You won’t realize how little empathy you have as a leader until you finally develop some.
It’s a classic case of the Dunning-Kruger effect (coined by psychologists David Dunning and Justin Kruger): the less competent we are in a skill, the less aware we are of our shortcomings. And empathy is no exception.
Many leaders assume they have enough empathy. This is a common trap—one that many have fallen into. In the past, some have been guilty of bulldozing someone else's concerns in the name of efficiency. Dismissing a different perspective is often easier (and faster) than trying to understand it.
There are also times when leaders offer advice to a team member when what’s truly needed is validation. It’s often more comfortable for a leader to provide a quick solution than to sit with someone else’s uncomfortable emotions.
FYI, your advice is never that great anyways...
Most don’t have a clear understanding of what true empathy entails. We might think that showing empathy is just about agreeing with others or being nice, but in reality, it as nothing to do with this and there’s much more to it.
At it’s core, Empathy is the ability to see the world from another person’s perspective – to be in tune with what others might feel and think about a situation – regardless of how different this can be from your own perspective.
The first step toward becoming a more empathetic leader is recognizing that there may be gaps in your ability to understand others fully. Here are a few ways to assess your own empathy:
Active Listening: Are you truly listening, or are you just waiting for your turn to speak? Empathy requires us to focus on the speaker and absorb their message without distraction.
Emotional Awareness: Can you identify not only your own emotions but also the emotions of others around you?
Non-Judgmental Responses: Are you reacting to others with judgment, or are you offering a supportive, open-minded response?
Perspective-Taking: Are you able to see situations from others' viewpoints, especially when they differ from your own?
Now ready to take the next steps? Here are 4 practical ways of practicing your empathy:
1. Engage in Active Listening
Practice listening with the intention of understanding, not responding. Pay attention to both verbal and non-verbal cues.
Example:
Instead of: “Okay, I see what you're saying, but here’s what I think…”
Try: “It sounds like you’re feeling frustrated because the team wasn’t aligned on priorities. Did I get that right?”
By paraphrasing and checking for understanding, you show the other person that you’re truly engaged in what they’re saying.
2. Ask Open-Ended Questions
Get to know people by asking questions that encourage deeper conversation.
Instead of: “Are you okay?” (This can lead to a short ‘yes’ or ‘no’ answer.)

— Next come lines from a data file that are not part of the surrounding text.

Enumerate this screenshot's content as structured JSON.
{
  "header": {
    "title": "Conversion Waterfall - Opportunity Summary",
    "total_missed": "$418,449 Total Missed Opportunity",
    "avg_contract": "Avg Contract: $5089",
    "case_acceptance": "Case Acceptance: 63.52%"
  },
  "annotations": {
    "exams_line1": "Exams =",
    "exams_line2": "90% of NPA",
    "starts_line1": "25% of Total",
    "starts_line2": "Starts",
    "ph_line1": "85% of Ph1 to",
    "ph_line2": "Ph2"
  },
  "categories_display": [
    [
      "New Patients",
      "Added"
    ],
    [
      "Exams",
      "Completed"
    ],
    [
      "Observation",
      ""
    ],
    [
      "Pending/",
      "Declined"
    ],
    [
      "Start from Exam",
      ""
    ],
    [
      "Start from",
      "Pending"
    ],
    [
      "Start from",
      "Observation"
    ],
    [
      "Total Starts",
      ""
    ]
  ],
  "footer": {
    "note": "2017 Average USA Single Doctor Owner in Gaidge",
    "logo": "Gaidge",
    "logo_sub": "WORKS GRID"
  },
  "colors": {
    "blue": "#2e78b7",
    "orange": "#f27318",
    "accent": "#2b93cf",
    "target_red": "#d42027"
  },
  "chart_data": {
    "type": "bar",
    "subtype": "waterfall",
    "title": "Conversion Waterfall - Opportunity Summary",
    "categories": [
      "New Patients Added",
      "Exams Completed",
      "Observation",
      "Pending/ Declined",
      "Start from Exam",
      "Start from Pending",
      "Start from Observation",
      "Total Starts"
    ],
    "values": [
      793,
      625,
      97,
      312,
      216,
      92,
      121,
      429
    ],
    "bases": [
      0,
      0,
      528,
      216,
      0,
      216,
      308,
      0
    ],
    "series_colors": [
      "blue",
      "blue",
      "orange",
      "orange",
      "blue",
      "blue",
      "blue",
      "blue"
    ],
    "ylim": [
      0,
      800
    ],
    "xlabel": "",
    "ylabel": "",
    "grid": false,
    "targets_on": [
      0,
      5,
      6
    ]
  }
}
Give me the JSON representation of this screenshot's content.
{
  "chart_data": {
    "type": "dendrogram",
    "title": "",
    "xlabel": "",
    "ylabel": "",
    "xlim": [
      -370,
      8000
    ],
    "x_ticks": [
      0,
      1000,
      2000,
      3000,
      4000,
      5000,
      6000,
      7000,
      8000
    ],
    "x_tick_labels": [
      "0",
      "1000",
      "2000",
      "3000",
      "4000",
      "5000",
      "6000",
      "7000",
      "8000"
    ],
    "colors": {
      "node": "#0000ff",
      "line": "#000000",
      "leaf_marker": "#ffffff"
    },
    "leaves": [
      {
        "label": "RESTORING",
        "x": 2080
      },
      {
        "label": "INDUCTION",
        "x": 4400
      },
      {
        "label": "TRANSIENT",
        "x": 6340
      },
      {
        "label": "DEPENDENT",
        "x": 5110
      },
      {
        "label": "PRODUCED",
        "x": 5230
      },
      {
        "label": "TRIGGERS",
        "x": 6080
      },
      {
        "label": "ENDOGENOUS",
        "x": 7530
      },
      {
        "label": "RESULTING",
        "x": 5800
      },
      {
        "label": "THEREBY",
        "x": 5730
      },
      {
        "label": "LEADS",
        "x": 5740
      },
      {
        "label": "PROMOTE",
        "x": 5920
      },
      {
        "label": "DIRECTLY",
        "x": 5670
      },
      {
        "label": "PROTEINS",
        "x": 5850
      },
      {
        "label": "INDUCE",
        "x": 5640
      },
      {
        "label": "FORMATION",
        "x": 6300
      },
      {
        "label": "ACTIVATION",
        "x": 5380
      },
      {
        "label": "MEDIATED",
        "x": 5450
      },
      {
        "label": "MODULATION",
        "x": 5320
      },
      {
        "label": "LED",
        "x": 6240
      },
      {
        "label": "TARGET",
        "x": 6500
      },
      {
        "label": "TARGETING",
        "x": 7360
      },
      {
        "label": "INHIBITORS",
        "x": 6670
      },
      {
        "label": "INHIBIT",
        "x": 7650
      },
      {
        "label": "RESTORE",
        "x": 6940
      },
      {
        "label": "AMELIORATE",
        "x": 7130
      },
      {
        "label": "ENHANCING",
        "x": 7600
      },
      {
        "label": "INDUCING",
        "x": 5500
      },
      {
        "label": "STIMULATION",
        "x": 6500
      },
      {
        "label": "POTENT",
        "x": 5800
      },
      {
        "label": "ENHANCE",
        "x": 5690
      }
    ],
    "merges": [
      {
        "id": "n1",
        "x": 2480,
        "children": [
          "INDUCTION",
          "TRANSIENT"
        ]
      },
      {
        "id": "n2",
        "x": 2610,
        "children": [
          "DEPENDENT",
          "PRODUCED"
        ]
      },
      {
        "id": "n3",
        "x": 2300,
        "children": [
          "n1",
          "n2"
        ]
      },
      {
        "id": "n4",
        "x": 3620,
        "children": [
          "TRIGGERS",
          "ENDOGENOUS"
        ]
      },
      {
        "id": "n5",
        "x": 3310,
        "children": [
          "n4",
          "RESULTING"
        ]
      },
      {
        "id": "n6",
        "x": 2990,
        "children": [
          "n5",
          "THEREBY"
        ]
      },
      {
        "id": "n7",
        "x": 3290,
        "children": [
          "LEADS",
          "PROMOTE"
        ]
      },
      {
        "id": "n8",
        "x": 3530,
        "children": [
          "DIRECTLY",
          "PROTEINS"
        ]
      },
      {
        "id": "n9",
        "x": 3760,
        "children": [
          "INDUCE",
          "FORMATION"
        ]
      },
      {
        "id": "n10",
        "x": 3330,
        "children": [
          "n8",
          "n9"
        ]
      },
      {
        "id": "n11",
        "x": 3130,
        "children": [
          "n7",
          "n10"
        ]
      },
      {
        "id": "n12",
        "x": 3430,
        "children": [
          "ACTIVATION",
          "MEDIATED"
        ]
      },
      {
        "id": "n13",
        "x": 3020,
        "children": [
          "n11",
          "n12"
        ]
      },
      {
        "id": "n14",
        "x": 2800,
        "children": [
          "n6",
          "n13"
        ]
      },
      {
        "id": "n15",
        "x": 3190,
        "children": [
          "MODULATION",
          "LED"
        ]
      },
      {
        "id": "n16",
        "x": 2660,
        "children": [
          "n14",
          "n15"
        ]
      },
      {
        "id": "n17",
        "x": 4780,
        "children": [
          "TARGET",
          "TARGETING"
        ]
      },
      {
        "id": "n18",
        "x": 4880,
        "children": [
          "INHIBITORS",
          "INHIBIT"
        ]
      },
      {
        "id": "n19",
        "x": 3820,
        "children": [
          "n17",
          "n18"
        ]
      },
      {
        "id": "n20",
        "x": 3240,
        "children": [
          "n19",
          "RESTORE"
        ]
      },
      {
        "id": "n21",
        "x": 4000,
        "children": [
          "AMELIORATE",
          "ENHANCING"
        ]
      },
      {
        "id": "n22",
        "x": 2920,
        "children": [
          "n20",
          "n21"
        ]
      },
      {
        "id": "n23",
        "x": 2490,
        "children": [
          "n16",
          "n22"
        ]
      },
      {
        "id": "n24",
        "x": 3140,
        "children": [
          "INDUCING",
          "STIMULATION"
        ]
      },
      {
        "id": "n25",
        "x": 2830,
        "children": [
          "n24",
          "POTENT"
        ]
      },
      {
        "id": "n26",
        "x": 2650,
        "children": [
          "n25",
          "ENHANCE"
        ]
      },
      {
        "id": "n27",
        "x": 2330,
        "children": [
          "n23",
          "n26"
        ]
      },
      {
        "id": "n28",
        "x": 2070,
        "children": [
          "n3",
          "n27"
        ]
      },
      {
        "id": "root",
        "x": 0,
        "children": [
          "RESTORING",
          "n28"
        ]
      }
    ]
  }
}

Try: “How has this situation been affecting you?” or “What’s been on your mind lately?”
These types of questions invite a more meaningful response and encourage the other person to share their perspective.
3. Reflect and Validate Feelings
Show that you’ve understood by reflecting back what you’ve heard. Validation builds trust and makes others feel understood.
Instead of: “I get it. That’s tough.”
Try: “I can hear how frustrating this must be for you. It makes sense that you’d feel this way given everything that’s happened.”
This approach reassures the other person that their feelings are valid and that you genuinely understand their perspective.
4. Notice Non-Verbal Cues
Empathy isn’t just about what’s said—it’s also about what’s left unsaid. Pay attention to facial expressions, tone, body language, and even silences to better understand how someone is feeling.
Instead of ignoring a change in tone or demeanor:
Try: “I noticed you got quiet after that last comment—did something about it not sit right with you?”
Instead of assuming someone is fine because they said they are:
Try: “You’re saying you’re okay, but I sense that something might be weighing on you. Do you want to talk about it?”
Being able to pick up on these subtle cues helps you respond with greater empathy, making others feel seen and understood.